Waïeuhou, mes oreilles.
Du coup, pour les soigner, j'ai retrouvé la musique de la pub macbouffe qui passe en ce moment. Un petit truc brésilien des années 60, tout sympa. Allez je vous fais écouter ça :
Découvrez Os Mutantes!
14 mai 2009
Et autres
Aujourd'hui, je vais vous parler d'une faute lexicale qui est apparue il y a environ cinq ans, et qui me hérisse que vous pouvez même pas imaginer le porc-épic que je deviens quand j'entends ou lis ça.
Les principaux responsables sont les journalistes d'une chaîne télé dont le journal est le plus regardé en France...
C'est l'usage de : "et autres".
Ce charmant petit connecteur logique sert à clore une énumération.
CLORE une énumération.
Pas compléter, clore.
Vous voyez la nuance ?
Bon, c'est simple. Je vous explique, et en plus je vous apprends du vocabulaire que vous allez frimer en soirée avec.
Compléter veut dire ajouter un élément, voire plus, afin de donner un aperçu plus étoffé de ce dont on parle.
Exemple : des pâtisseries comme un éclair, un Paris-Brest, une religieuse ou encore un millefeuille.
Le mot millefeuille complète l'aperçu des pâtisseries dont on fait la liste.
- Aujourd'hui, ce que font nombre de locuteurs approximatifs, c'est d'utiliser "et autres" au lieu de "ou encore". -
Clore veut dire mettre un terme. Finir.
Exemple : un éclair, un Paris-Brest, une religieuse etc.
L'abréviation "etc." mis pour et cætera - qui d'après le Gaffiot, un très bon livre d'histoires paraît-il, signifie "et du reste" - indique qu'on s'arrête là mais que le lecteur peut bien imaginer la suite s'il le désire. Ce procédé peut être remplacé par l'usage de "et autres" avec un S. Oui, oui, au pluriel.

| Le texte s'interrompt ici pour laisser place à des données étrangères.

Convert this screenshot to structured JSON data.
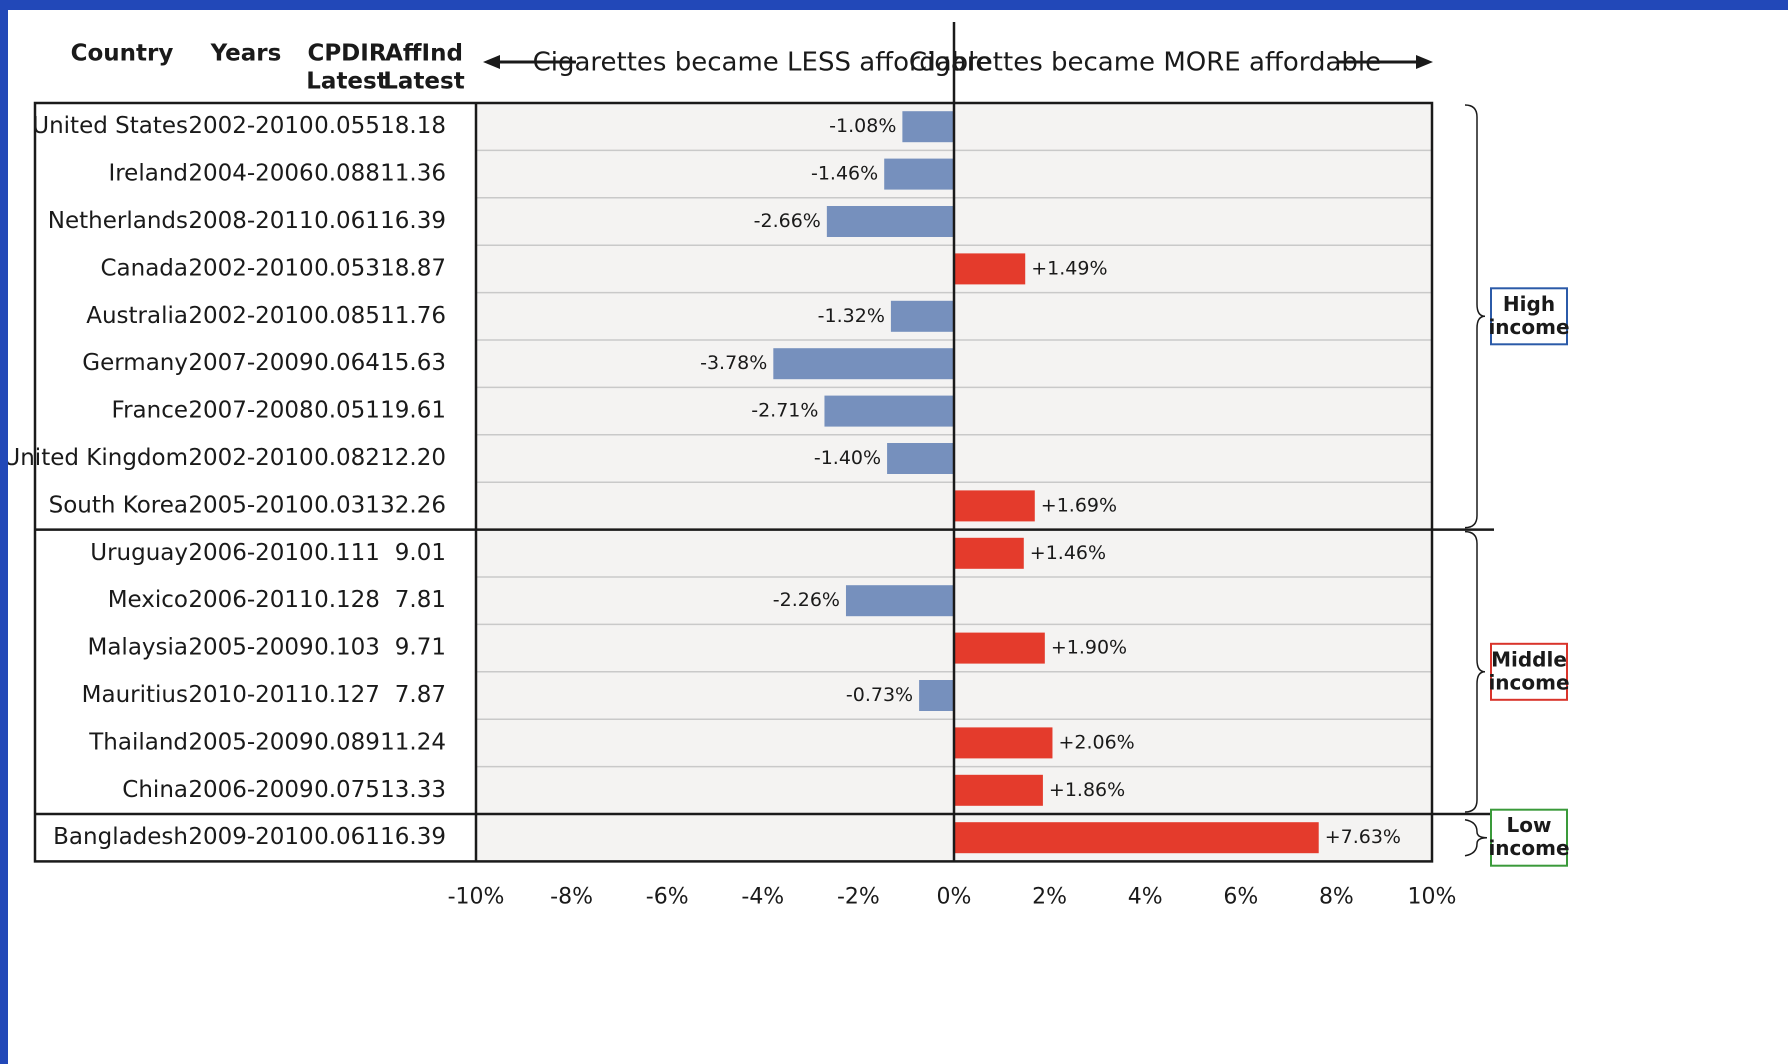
{
  "headers": {
    "country": "Country",
    "years": "Years",
    "cpdir": [
      "CPDIR",
      "Latest"
    ],
    "affind": [
      "AffInd",
      "Latest"
    ]
  },
  "banners": {
    "less": "Cigarettes became LESS affordable",
    "more": "Cigarettes became MORE affordable"
  },
  "colors": {
    "less_affordable": "#7690bd",
    "more_affordable": "#e43b2c",
    "high_income": "#2b5aa8",
    "middle_income": "#d9342b",
    "low_income": "#3a9a3a",
    "plot_bg": "#f4f3f2"
  },
  "income_groups": [
    {
      "name": "High income",
      "lines": [
        "High",
        "income"
      ],
      "color_key": "high_income"
    },
    {
      "name": "Middle income",
      "lines": [
        "Middle",
        "income"
      ],
      "color_key": "middle_income"
    },
    {
      "name": "Low income",
      "lines": [
        "Low",
        "income"
      ],
      "color_key": "low_income"
    }
  ],
  "chart_data": {
    "type": "bar",
    "orientation": "horizontal",
    "xlim": [
      -10,
      10
    ],
    "x_ticks": [
      "-10%",
      "-8%",
      "-6%",
      "-4%",
      "-2%",
      "0%",
      "2%",
      "4%",
      "6%",
      "8%",
      "10%"
    ],
    "x_tick_values": [
      -10,
      -8,
      -6,
      -4,
      -2,
      0,
      2,
      4,
      6,
      8,
      10
    ],
    "grid": true,
    "rows": [
      {
        "country": "United States",
        "years": "2002-2010",
        "cpdir": "0.055",
        "affind": "18.18",
        "value": -1.08,
        "label": "-1.08%",
        "group": "High income"
      },
      {
        "country": "Ireland",
        "years": "2004-2006",
        "cpdir": "0.088",
        "affind": "11.36",
        "value": -1.46,
        "label": "-1.46%",
        "group": "High income"
      },
      {
        "country": "Netherlands",
        "years": "2008-2011",
        "cpdir": "0.061",
        "affind": "16.39",
        "value": -2.66,
        "label": "-2.66%",
        "group": "High income"
      },
      {
        "country": "Canada",
        "years": "2002-2010",
        "cpdir": "0.053",
        "affind": "18.87",
        "value": 1.49,
        "label": "+1.49%",
        "group": "High income"
      },
      {
        "country": "Australia",
        "years": "2002-2010",
        "cpdir": "0.085",
        "affind": "11.76",
        "value": -1.32,
        "label": "-1.32%",
        "group": "High income"
      },
      {
        "country": "Germany",
        "years": "2007-2009",
        "cpdir": "0.064",
        "affind": "15.63",
        "value": -3.78,
        "label": "-3.78%",
        "group": "High income"
      },
      {
        "country": "France",
        "years": "2007-2008",
        "cpdir": "0.051",
        "affind": "19.61",
        "value": -2.71,
        "label": "-2.71%",
        "group": "High income"
      },
      {
        "country": "United Kingdom",
        "years": "2002-2010",
        "cpdir": "0.082",
        "affind": "12.20",
        "value": -1.4,
        "label": "-1.40%",
        "group": "High income"
      },
      {
        "country": "South Korea",
        "years": "2005-2010",
        "cpdir": "0.031",
        "affind": "32.26",
        "value": 1.69,
        "label": "+1.69%",
        "group": "High income"
      },
      {
        "country": "Uruguay",
        "years": "2006-2010",
        "cpdir": "0.111",
        "affind": "9.01",
        "value": 1.46,
        "label": "+1.46%",
        "group": "Middle income"
      },
      {
        "country": "Mexico",
        "years": "2006-2011",
        "cpdir": "0.128",
        "affind": "7.81",
        "value": -2.26,
        "label": "-2.26%",
        "group": "Middle income"
      },
      {
        "country": "Malaysia",
        "years": "2005-2009",
        "cpdir": "0.103",
        "affind": "9.71",
        "value": 1.9,
        "label": "+1.90%",
        "group": "Middle income"
      },
      {
        "country": "Mauritius",
        "years": "2010-2011",
        "cpdir": "0.127",
        "affind": "7.87",
        "value": -0.73,
        "label": "-0.73%",
        "group": "Middle income"
      },
      {
        "country": "Thailand",
        "years": "2005-2009",
        "cpdir": "0.089",
        "affind": "11.24",
        "value": 2.06,
        "label": "+2.06%",
        "group": "Middle income"
      },
      {
        "country": "China",
        "years": "2006-2009",
        "cpdir": "0.075",
        "affind": "13.33",
        "value": 1.86,
        "label": "+1.86%",
        "group": "Middle income"
      },
      {
        "country": "Bangladesh",
        "years": "2009-2010",
        "cpdir": "0.061",
        "affind": "16.39",
        "value": 7.63,
        "label": "+7.63%",
        "group": "Low income"
      }
    ]
  }
}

Pourquoi ? Parce qu'il n'est pas suivi d'un autre élément de la liste, mais par l'hyperonyme associé à cette liste.
Kessécé un hyperonyme ? Un hyperonyme (là mon correcteur orthographique devient fou) c'est, pour toi lecteur qui as la flemme de cliquer sur mon lien pourtant très bien choisi, le nom d'une catégorie dans laquelle on range d'autres termes.
Je te vois pâlir. Oublie pas de respirer et lis ce qui suit.
Un éclair au chocolat, un Paris-Brest, une religieuse au café, un Opéra, un millefeuille, sont des pâtisseries. Pâtisserie est l'hyperonyme de : éclair au chocolat, Paris-Brest, religieuse au café, Opéra, millefeuille.
Véhicule est l'hyperonyme de : voiture, moto, solex, mobylette, autobus, camion, camionnette, ...
Meuble est l'hyperonyme de : chaise, table, bureau, fauteuil, tabouret, étagère, ...
Ça va mieux?
Donc quand on est un journaliste intelligent parle bien sa langue française, on ne dit pas : un éclair au chocolat, une religieuse au café, un Opéra et autre millefeuille, parce que ça veut dire que les éclairs, les religieuses, et les Opéras sont des millefeuilles, mais on dit : un éclair au chocolat, un Paris-Brest, une religieuse au café, un Opéra, un millefeuille et autres pâtisseries.
Ou bien : "une voiture, une moto, un solex, une mobylette, un autobus, un camion, une camionnette et autres véhicules."
Ou encore : "une chaise, une table, un bureau, un fauteuil, un tabouret, une étagère et autres meubles."
Allez, pas de devoirs pour cette fois-ci, mais le prochain qui me fait cette faute dans une rédaction, je lui colle un zéro.